Meisen und Walsleben in den Top-Ten
Belgien mit einer Gold und vier Silbermedaillen und die Niederlande mit einmal Gold und viermal Bronze waren erwartungsgemäß die erfolgreichsten Nationen der Querfeldein-Weltmeisterschaften im tschechischen Tabor. Für die beste deutsche Platzierung sorgte der Deutsche Meister Marcel Meisen, der im Eliterennen Rang acht belegte. Medaillenhoffnung Philipp Walsleben wurde Neunter.

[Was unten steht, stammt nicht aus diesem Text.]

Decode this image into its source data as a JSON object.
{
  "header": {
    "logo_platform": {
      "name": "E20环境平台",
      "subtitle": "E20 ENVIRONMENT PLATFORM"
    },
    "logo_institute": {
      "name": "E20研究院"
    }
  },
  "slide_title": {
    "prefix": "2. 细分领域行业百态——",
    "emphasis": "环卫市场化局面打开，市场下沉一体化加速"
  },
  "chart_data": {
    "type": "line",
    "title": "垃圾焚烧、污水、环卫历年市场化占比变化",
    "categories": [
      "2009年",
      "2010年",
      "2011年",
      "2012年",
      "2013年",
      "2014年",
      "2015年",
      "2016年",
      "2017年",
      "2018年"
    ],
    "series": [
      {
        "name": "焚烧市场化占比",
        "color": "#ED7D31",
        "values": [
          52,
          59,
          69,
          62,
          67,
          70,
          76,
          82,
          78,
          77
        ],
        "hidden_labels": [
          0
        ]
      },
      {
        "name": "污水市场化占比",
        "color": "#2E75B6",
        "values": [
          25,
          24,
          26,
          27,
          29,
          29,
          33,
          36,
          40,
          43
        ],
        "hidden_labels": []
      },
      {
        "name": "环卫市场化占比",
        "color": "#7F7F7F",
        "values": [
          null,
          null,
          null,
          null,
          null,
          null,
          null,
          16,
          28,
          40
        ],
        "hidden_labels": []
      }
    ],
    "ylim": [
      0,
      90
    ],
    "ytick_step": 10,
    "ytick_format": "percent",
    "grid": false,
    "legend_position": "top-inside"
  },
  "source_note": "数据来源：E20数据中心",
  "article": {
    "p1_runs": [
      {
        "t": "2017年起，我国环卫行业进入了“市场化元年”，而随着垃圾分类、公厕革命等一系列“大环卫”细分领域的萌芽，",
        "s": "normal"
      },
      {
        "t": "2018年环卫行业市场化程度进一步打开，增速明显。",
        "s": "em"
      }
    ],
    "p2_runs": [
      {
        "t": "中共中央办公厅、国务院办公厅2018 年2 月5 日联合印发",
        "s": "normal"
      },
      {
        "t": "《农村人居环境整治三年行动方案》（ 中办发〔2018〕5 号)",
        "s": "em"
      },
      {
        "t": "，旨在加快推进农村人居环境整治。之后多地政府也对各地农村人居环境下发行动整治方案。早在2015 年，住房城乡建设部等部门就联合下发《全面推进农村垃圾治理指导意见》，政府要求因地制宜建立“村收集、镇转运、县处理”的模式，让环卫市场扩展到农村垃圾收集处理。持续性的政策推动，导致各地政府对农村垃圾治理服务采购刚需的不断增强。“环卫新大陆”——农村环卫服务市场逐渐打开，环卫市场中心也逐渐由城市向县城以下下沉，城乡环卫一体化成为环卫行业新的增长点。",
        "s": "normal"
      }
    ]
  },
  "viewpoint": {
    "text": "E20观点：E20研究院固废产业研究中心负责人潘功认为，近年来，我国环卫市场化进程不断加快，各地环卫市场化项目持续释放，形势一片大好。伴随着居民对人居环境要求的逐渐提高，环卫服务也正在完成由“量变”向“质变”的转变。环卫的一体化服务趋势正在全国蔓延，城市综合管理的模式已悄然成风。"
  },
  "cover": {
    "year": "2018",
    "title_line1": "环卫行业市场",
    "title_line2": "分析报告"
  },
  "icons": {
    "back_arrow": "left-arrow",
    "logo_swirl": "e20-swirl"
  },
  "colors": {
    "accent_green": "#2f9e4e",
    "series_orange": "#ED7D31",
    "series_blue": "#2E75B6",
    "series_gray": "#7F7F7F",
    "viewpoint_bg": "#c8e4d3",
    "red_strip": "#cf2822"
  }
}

Das Männerrennen wurde zur One-Man-Show des Niederländers  Mathieu van der Poel, der schon als Juniorenfahrer zwei WM-Titel gewinnen konnte und dessen Vater Adrie selbst einmal Querfeldein-Weltmeister war.

Gerade 20 Jahre alt, düpierte er die Konkurrenz, setzte sich bereits in der ersten Runde v on der Konkurrenz ab und siegte souverän mit 15 Sekunden Vorsprung vor dem Belgier  Wout van Aert  und  seinem Landsmann Lars van der Haar (17 Sekunden Rückstand).

Philipp Walsleben hatte einen schlechten Start erwischt, wurde dann noch in der ersten Runde zwei Mal durch vor ihm fahrende Athleten behindert, musste vom Rad und stürzte auch noch im Depot über eine Rennmaschine. Danach kämpfte sich der Brandenburger aber kontinuierlich nach vorn, verbesserte sich  Runde um Runde und wurde schließlich Neunter. „Ich bin nicht unzufrieden, denn hinten heraus war es ein gutes Rennen. Meine Aufholjagd hat gezeigt, dass ich dazu gehöre, leider war der Start alles andere als optimal,“ sagte Walsleben im Ziel, das er einen Platz hinter dem Deutschen Meister Meisen erreichte. „Mein Start war sehr gut, ich konnte das Tempo lange mitgehen, hatte dann aber in der Mitte des Rennens einen Hänger. Dann habe ich Sven Nys entdeckt, und das hat mich motiviert, wieder nach vorn zu fahren und ihn zu überholen“, schildert Meisen sein WM-Rennen.  Einen guten Start erwischte auch der Saarländer Sascha Weber, der in den ersten beiden Runden mit der Weltspitze mithielt, dann  aber das hohe Tempo nicht weiter mitgehen konnte, stürzte und wenig später aufgab.  Für den Hamburger Ole Quast war das Rennen bereits in der ersten Runde zu Ende. Bei einem Sturz kugelte er sich die Schulter aus und musste aufgeben.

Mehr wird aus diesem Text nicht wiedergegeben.